My cousin Teresa Neptune, the photographer, and I are still working on our collaborative project–Roadtrips to the Moon. Wednesday night found us “camping” in her charming shipshape van at the edge of the lava flow at Valley of Fires. The stars came out, so did gnats, we walked and ate dinner in the chairs and table that swiveled so cleverly out of the walls. And talked about where we were–a 5000 year old lava flow of pahoehoe that no doubt local inhabitants saw when it began to burn. The black vent in the earth that birthed it. Trinity Site, so close as the crow flies.
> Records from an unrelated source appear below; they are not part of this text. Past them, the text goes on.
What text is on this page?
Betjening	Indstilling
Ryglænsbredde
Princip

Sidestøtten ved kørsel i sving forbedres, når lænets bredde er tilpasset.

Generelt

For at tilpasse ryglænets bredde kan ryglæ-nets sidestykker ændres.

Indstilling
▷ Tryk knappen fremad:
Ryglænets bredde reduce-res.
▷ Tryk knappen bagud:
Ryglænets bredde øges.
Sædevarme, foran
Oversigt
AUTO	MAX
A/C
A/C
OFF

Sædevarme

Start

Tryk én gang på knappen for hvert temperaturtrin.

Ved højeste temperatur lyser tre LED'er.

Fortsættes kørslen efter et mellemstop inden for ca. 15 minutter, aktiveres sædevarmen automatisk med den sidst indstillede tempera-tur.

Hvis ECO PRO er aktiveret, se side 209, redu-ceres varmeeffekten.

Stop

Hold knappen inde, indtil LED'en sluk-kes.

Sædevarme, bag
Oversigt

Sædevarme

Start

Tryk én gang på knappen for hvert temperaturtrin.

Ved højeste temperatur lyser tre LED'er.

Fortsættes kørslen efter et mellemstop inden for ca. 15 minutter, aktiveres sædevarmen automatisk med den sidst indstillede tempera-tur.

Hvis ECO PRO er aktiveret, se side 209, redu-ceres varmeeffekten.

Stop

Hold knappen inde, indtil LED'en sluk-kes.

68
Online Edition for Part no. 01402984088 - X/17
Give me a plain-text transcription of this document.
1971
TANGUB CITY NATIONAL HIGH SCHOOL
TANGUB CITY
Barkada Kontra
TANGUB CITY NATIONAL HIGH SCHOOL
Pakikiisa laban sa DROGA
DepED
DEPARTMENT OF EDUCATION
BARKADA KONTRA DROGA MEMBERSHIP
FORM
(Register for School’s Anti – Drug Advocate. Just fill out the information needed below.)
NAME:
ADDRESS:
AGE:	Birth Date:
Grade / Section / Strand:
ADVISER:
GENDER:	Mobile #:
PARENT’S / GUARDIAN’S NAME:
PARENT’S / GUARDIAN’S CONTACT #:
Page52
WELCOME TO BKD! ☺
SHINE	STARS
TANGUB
Hiroshima, not that far away.
We also spent dusk in Carrizozo, which turned out to have a charming and eccentric arts street, resplendent with a parade of painted burros (reminiscent of Santa Fe’s trail of painted ponies) and even more appealing–wild funky sculptures made of recycled metal parts–a mouse, a big bug.
The next day we had coffee at the local cafe, trying to wait out the rain. Teresa asked if I would know where I was if I suddenly dropped out of the sky, and I wouldn’t…might it be Berkeley, or Las Cruces, or…Then on to the petroglyphs at 3 Rivers, where a fighter jet split the sky, lightning forked, and my intrepid photographer scrambled over rocks, capturing images intensifying or vanishing in the changing light and intermittent rain. Poetry being a less athletic art, I sat at a picnic table, watching the great mountain behind us and the workings of my mind.
I was haunted by the feeling that I was leaving something out of the poems…I added in Robert Oppenheimer in a hat, sotol, a planet, sleep, and that fabulous Polynesian word for slow moving lava. I’ll have to re-read to see what I have.